Why classic kitchen islands are quietly losing their crown
Entre num apartamento renovado recentemente e vai notar um “vazio” novo no centro da divisão. Não é um vazio frio ou triste - é um espaço calmo, respirável. Onde antes se instalava uma ilha monolítica, hoje os arquitectos falam de “eixos fluidos”, “circulação suave” e “zonas partilhadas”, em vez de um único ponto focal pesado.
A ilha não desapareceu de um dia para o outro. Simplesmente começou a parecer cansada quando comparada com a forma como as pessoas realmente cozinham, trabalham e vivem em 2026. As famílias querem um espaço que mude de bar de pequeno-almoço para zona de portátil e depois para trabalhos manuais das crianças, sem andar a bater com as ancas num bloco fixo. A divisão tem de se adaptar. E uma ilha grande, embutida, raramente o faz.
Pergunte à designer Clara Mendez, baseada em Londres, o que mudou, e ela conta o caso de um cliente recente: uma família jovem num apartamento de 70 m². Pouparam durante anos para “finalmente terem uma ilha a sério”. No papel, era perfeito. No dia da mudança, soou logo errado.
As crianças faziam os trabalhos de casa na mesa extensível junto à janela, não nos bancos. Os amigos juntavam-se perto das portas de correr, não à volta da placa central. A ilha virou um baú de arrumação caro com lava-loiça. Seis meses depois, arrancaram-na e trocaram por uma bancada longa encostada à parede e uma mesa de preparação estreita com rodas. A divisão abriu de imediato: ganharam um canto para brincar, uma zona de trabalho e, nas festas de aniversário, até dá para dançar.
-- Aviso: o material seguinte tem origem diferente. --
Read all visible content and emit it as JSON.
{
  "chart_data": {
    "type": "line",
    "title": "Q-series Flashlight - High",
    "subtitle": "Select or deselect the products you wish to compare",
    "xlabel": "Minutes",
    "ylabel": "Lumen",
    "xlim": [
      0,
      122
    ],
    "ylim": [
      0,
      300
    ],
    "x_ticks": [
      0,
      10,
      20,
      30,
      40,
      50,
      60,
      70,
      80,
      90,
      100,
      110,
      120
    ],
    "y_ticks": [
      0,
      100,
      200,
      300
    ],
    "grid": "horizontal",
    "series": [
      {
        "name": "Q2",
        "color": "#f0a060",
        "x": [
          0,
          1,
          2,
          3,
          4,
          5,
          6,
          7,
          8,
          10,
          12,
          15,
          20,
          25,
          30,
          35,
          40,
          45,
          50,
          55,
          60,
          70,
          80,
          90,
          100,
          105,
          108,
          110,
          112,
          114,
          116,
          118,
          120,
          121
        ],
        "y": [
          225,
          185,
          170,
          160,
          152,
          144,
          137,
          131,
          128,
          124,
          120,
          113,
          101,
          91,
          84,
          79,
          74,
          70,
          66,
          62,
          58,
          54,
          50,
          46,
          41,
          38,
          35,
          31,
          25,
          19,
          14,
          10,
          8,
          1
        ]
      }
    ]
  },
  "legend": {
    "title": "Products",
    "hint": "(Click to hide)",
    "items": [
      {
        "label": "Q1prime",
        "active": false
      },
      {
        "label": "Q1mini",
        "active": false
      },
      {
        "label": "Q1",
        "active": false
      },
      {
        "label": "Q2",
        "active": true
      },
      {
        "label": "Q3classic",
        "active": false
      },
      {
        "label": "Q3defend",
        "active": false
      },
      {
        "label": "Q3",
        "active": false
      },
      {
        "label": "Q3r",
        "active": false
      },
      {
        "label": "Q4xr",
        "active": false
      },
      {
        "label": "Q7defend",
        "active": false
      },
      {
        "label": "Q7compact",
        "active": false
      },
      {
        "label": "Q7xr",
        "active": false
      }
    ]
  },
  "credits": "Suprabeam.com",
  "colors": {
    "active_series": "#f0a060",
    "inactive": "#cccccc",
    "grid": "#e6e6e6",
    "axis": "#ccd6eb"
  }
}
A razão mais profunda é simples: as nossas cozinhas deixaram de ser “só” cozinhas. São cenário de Zoom, café, bar, escritório, canto dos TPC, estúdio de podcast e, às vezes, espaço de desabafo. Uma ilha grande e imóvel parte do princípio de um único modo de viver - a partir de um ângulo, à volta de um bloco.
Hoje, os designers procuram fluidez em vez de monumentalidade. Apostam em bancadas contínuas ao longo das paredes, mesas integradas numa extremidade e mobiliário leve, móvel ou de dupla face no centro. O resultado parece menos showroom e mais uma divisão que se consegue reajustar numa terça à noite quando três amigos aparecem para jantar sem aviso. É essa flexibilidade silenciosa que está a tirar o “trono” à ilha.
The 2026 star: the “kitchen spine” and flexible peninsula
A tendência que está a substituir a ilha clássica tem um nome nos estúdios: a “kitchen spine”. Imagine uma linha longa e elegante de armários e bancada ao longo de uma ou duas paredes, por vezes a virar numa esquina e formando uma península fina.
Em vez de um bloco no centro, ganha-se uma superfície contínua que corre com lógica: zona de cozinhar, área de preparação, canto do café e, depois, uma ponta mais baixa ou mais acolhedora que funciona como mesa, balcão para petiscos ou espaço para o portátil. Um gesto só, estendido. Uma linha limpa. Continua a haver sítio para sentar, cortar e servir - mas sem entupir o meio da cozinha.
Junte um carrinho leve com rodas ou um pequeno bloco de talho compacto e tem o “coração” prático da cozinha, sem o palco pesado no centro.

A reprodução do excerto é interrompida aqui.